# New Zealand scows



## Steve Hodges

I've just read a book from NZ that I found in a charity shop. It's called "Leonard Robertson, the Whangaroa & La Bella" by Jack Churchouse, and fetures voyage records of the scow "Whangaroa" from 1893 to 1911. This is the first time I have come across scows, and I would be interested to learn more from other SN members or to be pointed in the right direction to learn more. I understand that scows were flat-bottomed oceangoing craft, very beamy and equipped with centreboards, and usually rigged as schooners, which were engaged in the NZ coastal trade and in shipping wood to Australia. Can anyone answer the following for me?
- Where did the design of these vessels originate?
- Were they peculiar to NZ?
- What was their construction?
- How long did they go on trading in sail?
- How did they sail as compared to conventional craft?
- Have any been preserved?
I am particularly interested in Thames spritsail barges, and am interested to learn how the deepsea scows compared with the big coastal barges and leeboard schooners.
Can anyone help?
Best regards
Steve


----------



## spongebob

Steve,
Just Google search "The New Zealand trading scow" and you will find several sites with a mine of information re origins, form of construction etc.
One or two are still in service including the replica "Ted Ashby" operating from the Auckland Maritime Museum.
Several scow hulls were still working as motorised barges last time I checked.
I did a brief stint, one week, in the 50's on maintenance of scows then carrying silica sand cargoes for the Auckland glass works


----------



## Jan Hendrik

Plenty of info incl photos on: http://www.oceaniashippingforum.com/forumdisplay.php?f=157


----------



## werner_ju

*NZ scows*

Scows:
http://en.wikipedia.org/wiki/Scow

New Zealand scows and their international connections:
http://homepages.ihug.co.nz/~j_lowe/C4scows.htm


A list of New Zealand scows:
http://www.myrasplace.net/ships/scows.htm
This list however is not up-to-date because it is drawn from the book 'Subritzky Shipping' of 1993.
The HAWK (a 3-masted scow) mentioned is not the one restored at Kaipara. Instead it was the schooner HAWK (not a scow) which was repaired and partly restored at Dargaville (near Kaipara harbour) in 1979, now sailing as the ketch GOLDEN HAWK, registred in Sydney.

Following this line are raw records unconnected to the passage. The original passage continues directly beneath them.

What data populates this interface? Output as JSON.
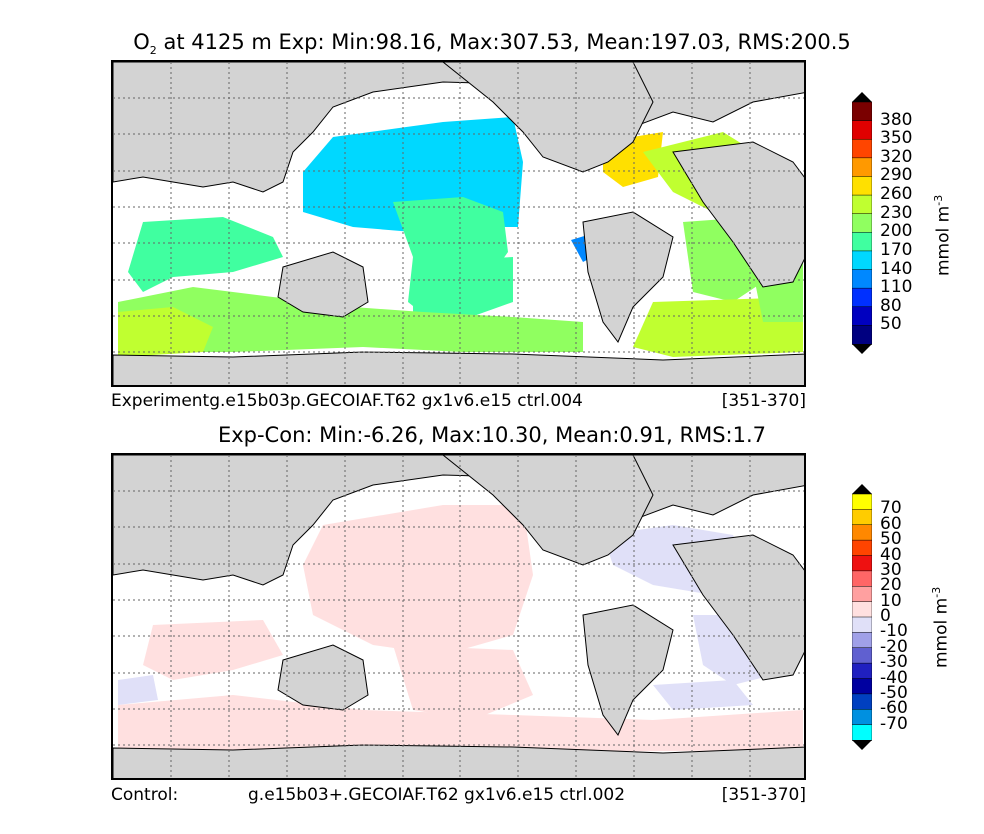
{
  "top_panel": {
    "title_prefix": "O",
    "title_sub": "2",
    "title_rest": " at 4125 m Exp: Min:98.16, Max:307.53, Mean:197.03, RMS:200.5",
    "caption_left": "Experimentg.e15b03p.GECOIAF.T62 gx1v6.e15 ctrl.004",
    "caption_right": "[351-370]",
    "colorbar": {
      "ticks": [
        "380",
        "350",
        "320",
        "290",
        "260",
        "230",
        "200",
        "170",
        "140",
        "110",
        "80",
        "50"
      ],
      "colors": [
        "#7a0000",
        "#e00000",
        "#ff4500",
        "#ff9900",
        "#ffe000",
        "#c0ff30",
        "#90ff60",
        "#40ffa0",
        "#00d8ff",
        "#0088ff",
        "#0030ff",
        "#0000c0",
        "#000080"
      ],
      "units": "mmol m",
      "units_sup": "-3"
    }
  },
  "bottom_panel": {
    "title": "Exp-Con: Min:-6.26, Max:10.30, Mean:0.91, RMS:1.7",
    "caption_left": "Control:",
    "caption_mid": "g.e15b03+.GECOIAF.T62 gx1v6.e15 ctrl.002",
    "caption_right": "[351-370]",
    "colorbar": {
      "ticks": [
        "70",
        "60",
        "50",
        "40",
        "30",
        "20",
        "10",
        "0",
        "-10",
        "-20",
        "-30",
        "-40",
        "-50",
        "-60",
        "-70"
      ],
      "colors": [
        "#ffff00",
        "#ffcc00",
        "#ff8800",
        "#ff4400",
        "#ee1111",
        "#ff6666",
        "#ffa0a0",
        "#ffe0e0",
        "#e0e0f8",
        "#a0a0e8",
        "#6060d0",
        "#2020c0",
        "#0000a0",
        "#0040c0",
        "#0090e0",
        "#00ffff"
      ],
      "units": "mmol m",
      "units_sup": "-3"
    }
  }
}
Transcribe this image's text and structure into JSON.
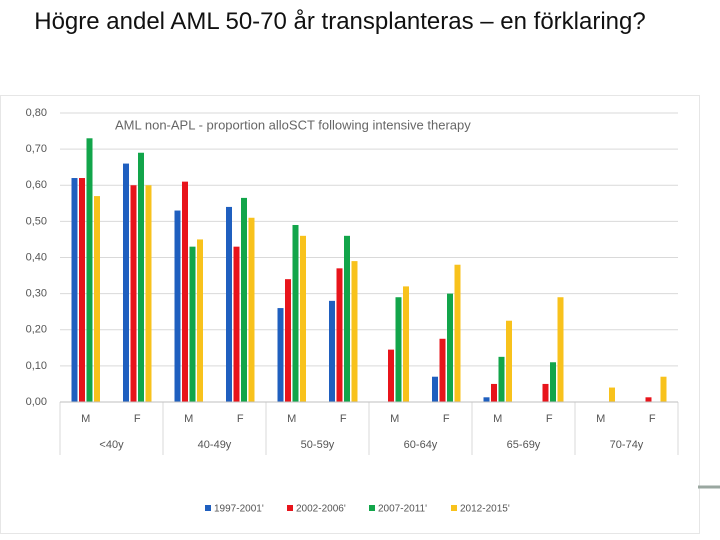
{
  "slide_title": "Högre andel AML 50-70 år transplanteras – en förklaring?",
  "chart_data": {
    "type": "bar",
    "title": "AML non-APL - proportion alloSCT following intensive therapy",
    "categories": [
      "M",
      "F",
      "M",
      "F",
      "M",
      "F",
      "M",
      "F",
      "M",
      "F",
      "M",
      "F"
    ],
    "category_groups": [
      "<40y",
      "40-49y",
      "50-59y",
      "60-64y",
      "65-69y",
      "70-74y"
    ],
    "series": [
      {
        "name": "1997-2001'",
        "color": "#1f5fbf",
        "values": [
          0.62,
          0.66,
          0.53,
          0.54,
          0.26,
          0.28,
          null,
          0.07,
          0.013,
          null,
          null,
          null
        ]
      },
      {
        "name": "2002-2006'",
        "color": "#e8141b",
        "values": [
          0.62,
          0.6,
          0.61,
          0.43,
          0.34,
          0.37,
          0.145,
          0.175,
          0.05,
          0.05,
          null,
          0.013
        ]
      },
      {
        "name": "2007-2011'",
        "color": "#12a54a",
        "values": [
          0.73,
          0.69,
          0.43,
          0.565,
          0.49,
          0.46,
          0.29,
          0.3,
          0.125,
          0.11,
          null,
          null
        ]
      },
      {
        "name": "2012-2015'",
        "color": "#f8c21c",
        "values": [
          0.57,
          0.6,
          0.45,
          0.51,
          0.46,
          0.39,
          0.32,
          0.38,
          0.225,
          0.29,
          0.04,
          0.07
        ]
      }
    ],
    "ylim": [
      0,
      0.8
    ],
    "yticks": [
      {
        "value": 0,
        "label": "0,00"
      },
      {
        "value": 0.1,
        "label": "0,10"
      },
      {
        "value": 0.2,
        "label": "0,20"
      },
      {
        "value": 0.3,
        "label": "0,30"
      },
      {
        "value": 0.4,
        "label": "0,40"
      },
      {
        "value": 0.5,
        "label": "0,50"
      },
      {
        "value": 0.6,
        "label": "0,60"
      },
      {
        "value": 0.7,
        "label": "0,70"
      },
      {
        "value": 0.8,
        "label": "0,80"
      }
    ],
    "grid": true,
    "legend": "bottom"
  }
}
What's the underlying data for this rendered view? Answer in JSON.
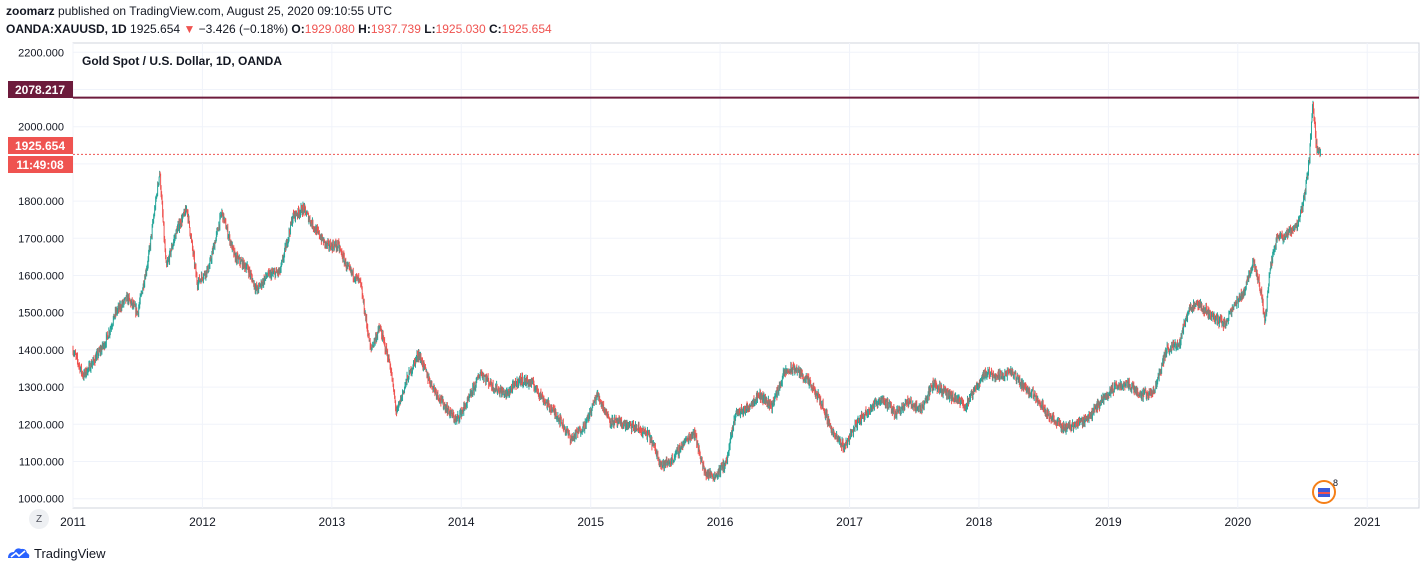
{
  "header": {
    "author": "zoomarz",
    "published_text": "published on TradingView.com, August 25, 2020 09:10:55 UTC",
    "symbol": "OANDA:XAUUSD, 1D",
    "last": "1925.654",
    "change": "−3.426 (−0.18%)",
    "o_label": "O:",
    "o_value": "1929.080",
    "h_label": "H:",
    "h_value": "1937.739",
    "l_label": "L:",
    "l_value": "1925.030",
    "c_label": "C:",
    "c_value": "1925.654"
  },
  "colors": {
    "up": "#26a69a",
    "down": "#ef5350",
    "resistance": "#6d1b3c",
    "price_tag": "#ef5350"
  },
  "chart_data": {
    "type": "candlestick",
    "title": "Gold Spot / U.S. Dollar, 1D, OANDA",
    "ylim": [
      975,
      2225
    ],
    "y_ticks": [
      "2200.000",
      "2100.000",
      "2000.000",
      "1900.000",
      "1800.000",
      "1700.000",
      "1600.000",
      "1500.000",
      "1400.000",
      "1300.000",
      "1200.000",
      "1100.000",
      "1000.000"
    ],
    "x_ticks": [
      "2011",
      "2012",
      "2013",
      "2014",
      "2015",
      "2016",
      "2017",
      "2018",
      "2019",
      "2020",
      "2021"
    ],
    "xlim": [
      2011.0,
      2021.4
    ],
    "price_path": [
      [
        2011.0,
        1400
      ],
      [
        2011.08,
        1330
      ],
      [
        2011.16,
        1370
      ],
      [
        2011.25,
        1420
      ],
      [
        2011.33,
        1500
      ],
      [
        2011.42,
        1540
      ],
      [
        2011.5,
        1500
      ],
      [
        2011.58,
        1640
      ],
      [
        2011.67,
        1880
      ],
      [
        2011.72,
        1620
      ],
      [
        2011.8,
        1720
      ],
      [
        2011.88,
        1780
      ],
      [
        2011.96,
        1580
      ],
      [
        2012.05,
        1620
      ],
      [
        2012.15,
        1770
      ],
      [
        2012.25,
        1650
      ],
      [
        2012.35,
        1620
      ],
      [
        2012.42,
        1560
      ],
      [
        2012.5,
        1600
      ],
      [
        2012.6,
        1610
      ],
      [
        2012.7,
        1760
      ],
      [
        2012.78,
        1780
      ],
      [
        2012.88,
        1720
      ],
      [
        2012.96,
        1680
      ],
      [
        2013.05,
        1680
      ],
      [
        2013.12,
        1620
      ],
      [
        2013.22,
        1580
      ],
      [
        2013.3,
        1400
      ],
      [
        2013.37,
        1460
      ],
      [
        2013.45,
        1360
      ],
      [
        2013.5,
        1230
      ],
      [
        2013.58,
        1320
      ],
      [
        2013.67,
        1390
      ],
      [
        2013.75,
        1320
      ],
      [
        2013.85,
        1260
      ],
      [
        2013.96,
        1210
      ],
      [
        2014.05,
        1260
      ],
      [
        2014.15,
        1340
      ],
      [
        2014.25,
        1300
      ],
      [
        2014.35,
        1280
      ],
      [
        2014.45,
        1320
      ],
      [
        2014.55,
        1310
      ],
      [
        2014.65,
        1260
      ],
      [
        2014.75,
        1220
      ],
      [
        2014.85,
        1160
      ],
      [
        2014.96,
        1200
      ],
      [
        2015.05,
        1280
      ],
      [
        2015.15,
        1210
      ],
      [
        2015.25,
        1200
      ],
      [
        2015.35,
        1190
      ],
      [
        2015.45,
        1170
      ],
      [
        2015.55,
        1090
      ],
      [
        2015.62,
        1100
      ],
      [
        2015.72,
        1150
      ],
      [
        2015.8,
        1180
      ],
      [
        2015.88,
        1070
      ],
      [
        2015.96,
        1060
      ],
      [
        2016.05,
        1100
      ],
      [
        2016.12,
        1230
      ],
      [
        2016.2,
        1240
      ],
      [
        2016.3,
        1280
      ],
      [
        2016.4,
        1250
      ],
      [
        2016.5,
        1340
      ],
      [
        2016.58,
        1350
      ],
      [
        2016.67,
        1320
      ],
      [
        2016.78,
        1260
      ],
      [
        2016.88,
        1170
      ],
      [
        2016.96,
        1140
      ],
      [
        2017.05,
        1200
      ],
      [
        2017.15,
        1240
      ],
      [
        2017.25,
        1270
      ],
      [
        2017.35,
        1230
      ],
      [
        2017.45,
        1260
      ],
      [
        2017.55,
        1240
      ],
      [
        2017.65,
        1310
      ],
      [
        2017.72,
        1290
      ],
      [
        2017.8,
        1270
      ],
      [
        2017.9,
        1250
      ],
      [
        2017.98,
        1300
      ],
      [
        2018.05,
        1340
      ],
      [
        2018.15,
        1330
      ],
      [
        2018.25,
        1340
      ],
      [
        2018.35,
        1300
      ],
      [
        2018.45,
        1270
      ],
      [
        2018.55,
        1220
      ],
      [
        2018.65,
        1190
      ],
      [
        2018.75,
        1200
      ],
      [
        2018.85,
        1220
      ],
      [
        2018.96,
        1270
      ],
      [
        2019.05,
        1300
      ],
      [
        2019.15,
        1310
      ],
      [
        2019.25,
        1280
      ],
      [
        2019.35,
        1285
      ],
      [
        2019.45,
        1400
      ],
      [
        2019.55,
        1420
      ],
      [
        2019.62,
        1510
      ],
      [
        2019.7,
        1520
      ],
      [
        2019.8,
        1490
      ],
      [
        2019.9,
        1470
      ],
      [
        2019.98,
        1520
      ],
      [
        2020.05,
        1560
      ],
      [
        2020.12,
        1640
      ],
      [
        2020.18,
        1560
      ],
      [
        2020.21,
        1470
      ],
      [
        2020.25,
        1620
      ],
      [
        2020.3,
        1700
      ],
      [
        2020.38,
        1710
      ],
      [
        2020.45,
        1730
      ],
      [
        2020.5,
        1780
      ],
      [
        2020.55,
        1900
      ],
      [
        2020.58,
        2060
      ],
      [
        2020.61,
        1940
      ],
      [
        2020.64,
        1925.654
      ]
    ],
    "horizontal_line": {
      "label": "2078.217",
      "value": 2078.217
    },
    "last_price": {
      "label": "1925.654",
      "value": 1925.654,
      "countdown": "11:49:08"
    }
  },
  "ui": {
    "z_label": "Z",
    "badge_count": "8",
    "tradingview_brand": "TradingView"
  }
}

The only existing New Zealand scows I can confirm are:
ECHO, in Picton, dry berth:
http://www.marlboroughonline.co.nz/index.mvc?ArticleID=51

http://www.museumofwellington.co.nz/nzhistoricships/qs/table/Echo.htm

Looking for new owners:
http://www.realestate.co.nz/935562

OWHITI, wreck near Opua, slowly disintegrating:
http://www.firebug.co.nz/images/acrobat/download/owhiti.pdf

My pictures of her:
http://www.shipspotting.com/modules/myalbum/photo.php?lid=347849
http://www.shipspotting.com/modules/myalbum/photo.php?lid=347840

ALMA:
http://maanz.wellington.net.nz/nzhistoricships/directory/Alma.html

ALMA had cruised the Hokianga Harbour with tourists. She was well maintained but had no rig. Last year she got a new owner who brought her from the Northland to the North of South Island. She even might get her schooner rig back:
http://gbweekly.co.nz/2008/10/31/historic-scow-restoration-a-lengthy-labour-of-love

JANE GIFFORD:
http://www.janegifford.org.nz/

My picture of her at Okahu Bay, Auckland before she was brought to Warkworth:
http://www.shipspotting.com/modules/myalbum/photo.php?lid=250721

TED ASHBY:
http://www.gaffrig.co.nz/tashby.htm

http://www.petersonsawmills.com/press_articles_general3.htm

Regards,
Werner


----------



## DANHG2

*Nz scows*

In the early part of 1960 i was bucko on the Toa,Whakatane,was our main port to Aucland,no showers,you got tickets for the tepid barths in Auckland,wages were £40 per month and 9an 4pence an hour over time,not bad for first trip,no bucko,s wanted the job, so it was my firsttrip at 15.


Steve Hodges said:


> I've just read a book from NZ that I found in a charity shop. It's called "Leonard Robertson, the Whangaroa & La Bella" by Jack Churchouse, and fetures voyage records of the scow "Whangaroa" from 1893 to 1911. This is the first time I have come across scows, and I would be interested to learn more from other SN members or to be pointed in the right direction to learn more. I understand that scows were flat-bottomed oceangoing craft, very beamy and equipped with centreboards, and usually rigged as schooners, which were engaged in the NZ coastal trade and in shipping wood to Australia. Can anyone answer the following for me?
> - Where did the design of these vessels originate?
> - Were they peculiar to NZ?
> - What was their construction?
> - How long did they go on trading in sail?
> - How did they sail as compared to conventional craft?
> - Have any been preserved?
> I am particularly interested in Thames spritsail barges, and am interested to learn how the deepsea scows compared with the big coastal barges and leeboard schooners.
> Can anyone help?
> Best regards
> Steve


----------



## Jim sargent

Steve
Other members have recommended Ted Ashby's books to you and I would add "the Phantom Fleet" to that list.
Back in 1954 I was deckboy in the Kapuni for about 4 months. She was owned by A. G. Frankham out of Auckland. We carried general cargo up the coast to small ports such as Awanui and Opua. 
This was my first ship and I joined her more or less by accident. For about two months I had been pestering the hell out of the officials in the Seamans Union to be taken on as a member when they suddenly relented and let me join provided I shipped out on the Kapuni that day. I did not know that there were three deckboys on the "corner" at the time and that they were too smart to ship out on a scow. In my ignorance I thought that she was a Union Company ship because the name started with a "K".
Two AB's, one bucko and a boy in the forecastle. Captain. Mate,two Engineers and the cook in the stern.
I learned a lot, especially why you puked over the leeward side, and moved on to be deckboy in the Monowai.....talk about from the smallest to the biggest.
Frankhams also owned the Hokianga....much the same design as the Kapuni but a bit bigger.
In those days there were still a few scows operating on the silica sand run from Parengarenga.
Good luck with your research.
Jim


----------